Echo Path Delay (Tail Length)
Echo Path Delay is often referred to as “Tail Length,” and sometimes “Tail Delay.” It is defined by G.168 as “The maximum echo path delay for which an echo canceller is designed to operate.” The echo path is “The transmission path between Rout and Sin of an echo canceller. This term is intended to describe the signal path of the echo.”

A key differentiator between today’s hybrid echo cancellers is the ability to handle long tail lengths. Longer delays make echo more annoying, and as network transport technologies evolve, network delay is increasing. Legacy echo cancellers capable of only 64-128 ms of tail length will not generally handle the echo in next-generation VoIP-converged networks.

Acoustic Echo Control

The method used for acoustic echo control (AEC) is different than that for hybrid echo cancellation. The hybrid echo signal is linear and stationary, meaning that once the echo model is established, it does not typically change in characteristics or delay, so a non-changing model of the echo can be constructed in the echo canceller.

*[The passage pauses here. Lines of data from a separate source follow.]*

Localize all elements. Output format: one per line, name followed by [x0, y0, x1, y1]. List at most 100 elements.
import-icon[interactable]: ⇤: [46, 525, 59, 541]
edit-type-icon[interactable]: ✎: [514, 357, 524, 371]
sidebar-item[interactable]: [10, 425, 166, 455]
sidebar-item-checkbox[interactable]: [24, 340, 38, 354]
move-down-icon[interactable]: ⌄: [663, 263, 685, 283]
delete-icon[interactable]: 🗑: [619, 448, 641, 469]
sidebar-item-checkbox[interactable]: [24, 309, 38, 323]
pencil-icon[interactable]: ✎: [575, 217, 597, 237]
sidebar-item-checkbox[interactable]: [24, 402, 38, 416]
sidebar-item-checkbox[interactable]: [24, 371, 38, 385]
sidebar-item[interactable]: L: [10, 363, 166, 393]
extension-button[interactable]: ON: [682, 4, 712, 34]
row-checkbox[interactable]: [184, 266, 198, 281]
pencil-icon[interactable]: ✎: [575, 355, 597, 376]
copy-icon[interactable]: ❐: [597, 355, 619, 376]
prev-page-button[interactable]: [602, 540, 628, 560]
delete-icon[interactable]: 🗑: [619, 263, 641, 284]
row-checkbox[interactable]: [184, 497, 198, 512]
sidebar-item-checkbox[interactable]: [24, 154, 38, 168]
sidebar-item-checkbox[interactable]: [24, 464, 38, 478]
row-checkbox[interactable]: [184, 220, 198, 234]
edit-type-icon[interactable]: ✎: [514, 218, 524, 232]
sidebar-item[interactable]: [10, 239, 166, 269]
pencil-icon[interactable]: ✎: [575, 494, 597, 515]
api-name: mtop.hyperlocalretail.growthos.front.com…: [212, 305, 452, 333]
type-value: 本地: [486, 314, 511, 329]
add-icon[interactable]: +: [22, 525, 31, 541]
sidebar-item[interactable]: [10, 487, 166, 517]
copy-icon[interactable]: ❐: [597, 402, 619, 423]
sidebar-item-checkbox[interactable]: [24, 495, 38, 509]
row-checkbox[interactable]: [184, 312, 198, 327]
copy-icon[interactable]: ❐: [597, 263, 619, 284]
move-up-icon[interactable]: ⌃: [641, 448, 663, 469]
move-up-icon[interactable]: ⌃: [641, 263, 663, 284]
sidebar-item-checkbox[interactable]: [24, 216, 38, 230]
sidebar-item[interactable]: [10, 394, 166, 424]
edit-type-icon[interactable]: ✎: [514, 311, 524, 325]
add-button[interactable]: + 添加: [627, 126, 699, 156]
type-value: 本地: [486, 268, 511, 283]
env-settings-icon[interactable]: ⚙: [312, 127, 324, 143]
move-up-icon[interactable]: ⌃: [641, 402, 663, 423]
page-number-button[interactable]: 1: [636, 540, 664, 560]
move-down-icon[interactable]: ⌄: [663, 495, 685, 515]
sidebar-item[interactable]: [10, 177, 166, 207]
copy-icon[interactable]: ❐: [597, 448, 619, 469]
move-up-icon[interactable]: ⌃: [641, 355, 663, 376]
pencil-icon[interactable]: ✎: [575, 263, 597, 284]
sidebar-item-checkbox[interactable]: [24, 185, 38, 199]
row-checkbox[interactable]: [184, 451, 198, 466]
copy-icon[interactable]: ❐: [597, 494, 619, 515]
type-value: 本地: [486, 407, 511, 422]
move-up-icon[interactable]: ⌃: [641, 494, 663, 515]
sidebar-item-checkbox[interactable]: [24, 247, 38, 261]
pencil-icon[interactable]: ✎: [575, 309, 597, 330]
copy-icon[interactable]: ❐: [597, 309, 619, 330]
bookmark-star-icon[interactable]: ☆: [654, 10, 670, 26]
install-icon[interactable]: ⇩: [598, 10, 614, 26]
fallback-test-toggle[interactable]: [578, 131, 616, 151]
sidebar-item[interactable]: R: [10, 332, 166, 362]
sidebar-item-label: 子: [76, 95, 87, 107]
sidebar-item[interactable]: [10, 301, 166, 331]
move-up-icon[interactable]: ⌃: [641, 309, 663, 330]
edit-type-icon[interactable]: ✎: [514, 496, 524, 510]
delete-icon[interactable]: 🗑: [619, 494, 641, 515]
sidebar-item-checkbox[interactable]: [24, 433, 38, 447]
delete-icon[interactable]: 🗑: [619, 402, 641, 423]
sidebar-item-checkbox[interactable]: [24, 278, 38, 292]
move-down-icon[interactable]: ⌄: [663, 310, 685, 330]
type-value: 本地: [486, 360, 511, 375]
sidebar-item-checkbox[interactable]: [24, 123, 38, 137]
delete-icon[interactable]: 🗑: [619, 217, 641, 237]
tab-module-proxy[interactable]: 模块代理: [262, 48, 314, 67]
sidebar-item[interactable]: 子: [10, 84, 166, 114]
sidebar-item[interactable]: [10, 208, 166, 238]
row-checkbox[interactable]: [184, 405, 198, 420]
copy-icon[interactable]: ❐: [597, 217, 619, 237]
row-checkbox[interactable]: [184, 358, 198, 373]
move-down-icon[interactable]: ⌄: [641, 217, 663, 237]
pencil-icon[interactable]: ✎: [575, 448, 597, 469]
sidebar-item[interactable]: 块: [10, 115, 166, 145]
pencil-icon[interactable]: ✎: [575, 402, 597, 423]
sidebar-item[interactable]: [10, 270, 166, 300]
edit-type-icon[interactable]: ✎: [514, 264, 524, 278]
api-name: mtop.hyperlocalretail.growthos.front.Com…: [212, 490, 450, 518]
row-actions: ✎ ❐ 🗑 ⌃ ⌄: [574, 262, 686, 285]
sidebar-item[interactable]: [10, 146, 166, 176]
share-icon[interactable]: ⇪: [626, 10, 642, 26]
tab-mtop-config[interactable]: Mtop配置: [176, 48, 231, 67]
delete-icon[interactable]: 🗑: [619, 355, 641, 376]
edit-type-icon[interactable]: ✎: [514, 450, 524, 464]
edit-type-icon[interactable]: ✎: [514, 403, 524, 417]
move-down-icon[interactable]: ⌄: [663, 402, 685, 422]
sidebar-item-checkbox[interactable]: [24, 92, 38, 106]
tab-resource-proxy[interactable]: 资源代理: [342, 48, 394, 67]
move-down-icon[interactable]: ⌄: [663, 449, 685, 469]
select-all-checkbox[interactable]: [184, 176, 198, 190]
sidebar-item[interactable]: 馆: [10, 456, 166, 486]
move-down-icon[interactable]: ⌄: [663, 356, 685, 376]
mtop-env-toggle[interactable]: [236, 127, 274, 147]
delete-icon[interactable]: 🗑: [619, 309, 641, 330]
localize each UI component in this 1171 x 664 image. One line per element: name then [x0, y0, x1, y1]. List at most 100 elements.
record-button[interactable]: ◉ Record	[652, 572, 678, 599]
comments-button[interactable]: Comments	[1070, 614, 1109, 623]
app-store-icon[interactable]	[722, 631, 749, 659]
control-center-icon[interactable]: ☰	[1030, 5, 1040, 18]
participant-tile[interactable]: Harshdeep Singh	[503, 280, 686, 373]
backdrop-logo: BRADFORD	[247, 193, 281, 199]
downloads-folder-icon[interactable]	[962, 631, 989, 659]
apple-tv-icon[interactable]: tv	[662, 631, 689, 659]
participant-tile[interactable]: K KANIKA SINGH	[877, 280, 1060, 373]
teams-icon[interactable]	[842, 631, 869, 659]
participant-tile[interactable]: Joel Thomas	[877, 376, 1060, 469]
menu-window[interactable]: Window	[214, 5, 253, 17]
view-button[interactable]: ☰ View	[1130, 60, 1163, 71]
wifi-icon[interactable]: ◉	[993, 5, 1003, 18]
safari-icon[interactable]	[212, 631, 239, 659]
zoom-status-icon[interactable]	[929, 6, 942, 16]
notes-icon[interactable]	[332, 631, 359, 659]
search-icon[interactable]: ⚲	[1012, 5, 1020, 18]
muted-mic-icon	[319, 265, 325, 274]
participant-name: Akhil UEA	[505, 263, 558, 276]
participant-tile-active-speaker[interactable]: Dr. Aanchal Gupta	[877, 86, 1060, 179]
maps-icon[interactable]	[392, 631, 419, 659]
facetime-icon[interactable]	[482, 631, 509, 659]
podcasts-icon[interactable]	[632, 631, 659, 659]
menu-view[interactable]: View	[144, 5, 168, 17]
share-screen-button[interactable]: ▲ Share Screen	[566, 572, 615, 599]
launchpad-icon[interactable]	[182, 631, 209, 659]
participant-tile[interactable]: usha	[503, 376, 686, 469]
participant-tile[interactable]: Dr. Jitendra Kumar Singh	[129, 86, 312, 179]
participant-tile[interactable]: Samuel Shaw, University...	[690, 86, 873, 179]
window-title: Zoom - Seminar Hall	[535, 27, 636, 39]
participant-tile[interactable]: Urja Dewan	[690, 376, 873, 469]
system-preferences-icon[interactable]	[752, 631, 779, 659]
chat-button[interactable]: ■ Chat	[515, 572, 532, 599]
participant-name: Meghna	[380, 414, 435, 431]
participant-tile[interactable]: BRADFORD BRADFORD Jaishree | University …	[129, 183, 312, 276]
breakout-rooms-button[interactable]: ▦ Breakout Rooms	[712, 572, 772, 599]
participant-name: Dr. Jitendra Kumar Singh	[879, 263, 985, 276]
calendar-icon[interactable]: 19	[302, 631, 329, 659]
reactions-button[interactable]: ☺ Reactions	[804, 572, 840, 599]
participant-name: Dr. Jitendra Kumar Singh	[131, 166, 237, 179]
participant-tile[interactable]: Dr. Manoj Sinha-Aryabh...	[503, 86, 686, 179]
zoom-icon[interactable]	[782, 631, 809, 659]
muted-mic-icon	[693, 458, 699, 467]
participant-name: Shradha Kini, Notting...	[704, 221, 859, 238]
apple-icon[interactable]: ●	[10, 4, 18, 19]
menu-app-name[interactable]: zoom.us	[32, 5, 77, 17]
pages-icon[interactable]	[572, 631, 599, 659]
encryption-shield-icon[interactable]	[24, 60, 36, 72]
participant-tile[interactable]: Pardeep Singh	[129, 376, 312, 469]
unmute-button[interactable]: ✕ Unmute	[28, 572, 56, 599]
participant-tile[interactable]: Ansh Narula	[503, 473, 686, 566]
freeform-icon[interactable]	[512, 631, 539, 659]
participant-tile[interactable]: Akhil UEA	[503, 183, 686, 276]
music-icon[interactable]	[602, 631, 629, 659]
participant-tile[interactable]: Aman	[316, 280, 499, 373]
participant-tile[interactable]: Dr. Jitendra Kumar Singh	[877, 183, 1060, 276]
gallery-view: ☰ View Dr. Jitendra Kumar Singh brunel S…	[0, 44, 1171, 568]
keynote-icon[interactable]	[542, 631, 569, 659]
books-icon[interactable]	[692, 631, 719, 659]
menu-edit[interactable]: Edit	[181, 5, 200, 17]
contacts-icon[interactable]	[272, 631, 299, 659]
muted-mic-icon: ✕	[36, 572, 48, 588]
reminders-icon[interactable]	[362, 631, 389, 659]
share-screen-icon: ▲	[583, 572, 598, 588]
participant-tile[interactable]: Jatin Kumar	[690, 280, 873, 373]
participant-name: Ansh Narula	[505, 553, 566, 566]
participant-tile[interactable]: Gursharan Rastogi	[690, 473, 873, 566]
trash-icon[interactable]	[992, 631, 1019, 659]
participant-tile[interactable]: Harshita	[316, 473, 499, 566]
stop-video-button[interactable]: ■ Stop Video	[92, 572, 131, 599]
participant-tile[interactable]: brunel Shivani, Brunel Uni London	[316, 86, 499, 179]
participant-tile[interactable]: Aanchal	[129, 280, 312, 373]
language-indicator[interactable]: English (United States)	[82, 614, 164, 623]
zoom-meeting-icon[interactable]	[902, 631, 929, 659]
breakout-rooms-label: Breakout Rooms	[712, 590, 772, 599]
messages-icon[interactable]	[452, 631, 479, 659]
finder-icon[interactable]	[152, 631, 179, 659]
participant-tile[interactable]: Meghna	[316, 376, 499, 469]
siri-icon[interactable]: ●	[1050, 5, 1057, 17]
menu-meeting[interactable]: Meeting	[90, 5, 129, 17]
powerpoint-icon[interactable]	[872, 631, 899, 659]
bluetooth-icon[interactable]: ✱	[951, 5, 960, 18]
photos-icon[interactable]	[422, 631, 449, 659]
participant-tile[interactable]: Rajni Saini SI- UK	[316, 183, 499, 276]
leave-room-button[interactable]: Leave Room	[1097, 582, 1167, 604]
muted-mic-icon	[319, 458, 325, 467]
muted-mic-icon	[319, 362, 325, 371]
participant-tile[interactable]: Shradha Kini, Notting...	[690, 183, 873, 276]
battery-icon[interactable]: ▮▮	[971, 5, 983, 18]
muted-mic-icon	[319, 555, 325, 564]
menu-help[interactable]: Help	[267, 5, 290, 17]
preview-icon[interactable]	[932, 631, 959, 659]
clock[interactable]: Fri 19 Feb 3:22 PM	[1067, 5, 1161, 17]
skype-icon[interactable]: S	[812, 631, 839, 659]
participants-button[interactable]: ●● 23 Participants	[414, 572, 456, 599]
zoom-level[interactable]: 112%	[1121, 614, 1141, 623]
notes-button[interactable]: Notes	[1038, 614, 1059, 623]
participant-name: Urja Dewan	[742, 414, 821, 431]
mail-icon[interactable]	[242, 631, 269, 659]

The characteristics of acoustic echo, however, vary depending on a multitude of external factors. These changes make the acoustic echo nonstationary and nonlinear. For this reason, if the traditional hybrid echo cancellation method was used on acoustic echo, the echo canceller would be continuously diverging and re-converging, producing a very poor result. Also, unlike hybrid echo, acoustic echo is not a linear signal because the echo fed back to the microphone is altered by analog circuitry and may also get compressed by the wireless/VoIP codec, so an acoustic echo control method based on linear filtering would not be able to remove the echo.

What to Look for in an Acoustic Echo Canceller

Unlike hybrid echo cancellers, there is no standard design for the acoustic echo control block. Acoustic echo control methods vary between vendors, with varied success.

The following describes the important features that an acoustic echo control design must include in order to be efficient in today’s wireless and VoIP-converged networks:

Acoustic Echo Canceller Standards

There are no standards dedicated to acoustic echo control in the network. A related recommendation is ITU-T G.160, Voice Enhancement Devices (in standardization process), which applies to the characteristics and testing of Voice Enhancement Devices (VEDs) intended for use in digital-network-based equipment for Mobile networks. Voice enhancement functions include acoustic echo control and background noise reduction.

Echo in Today’s Networks

New demands are being placed on today’s echo cancellers. Hybrid echo tail lengths are increasing due to increasingly complex transport systems, and acoustic echo, which on PSTN networks only appeared from speakerphones, is now prevalent in wireless calls, which also have increased delay, making the echo more annoying.

Acoustic echo control is challenging due to the complex nature of the echo signal. The growing problem of acoustic echo from wireless calls is acknowledged, but many solution vendors have attempted to adapt hybrid echo cancellation methods to acoustic echo control, with poor results.

Echo control is essential to good voice quality in a network, and voice quality is becoming increasingly important as wireless competition increases and voice impairment issues remain a barrier to VoIP migration.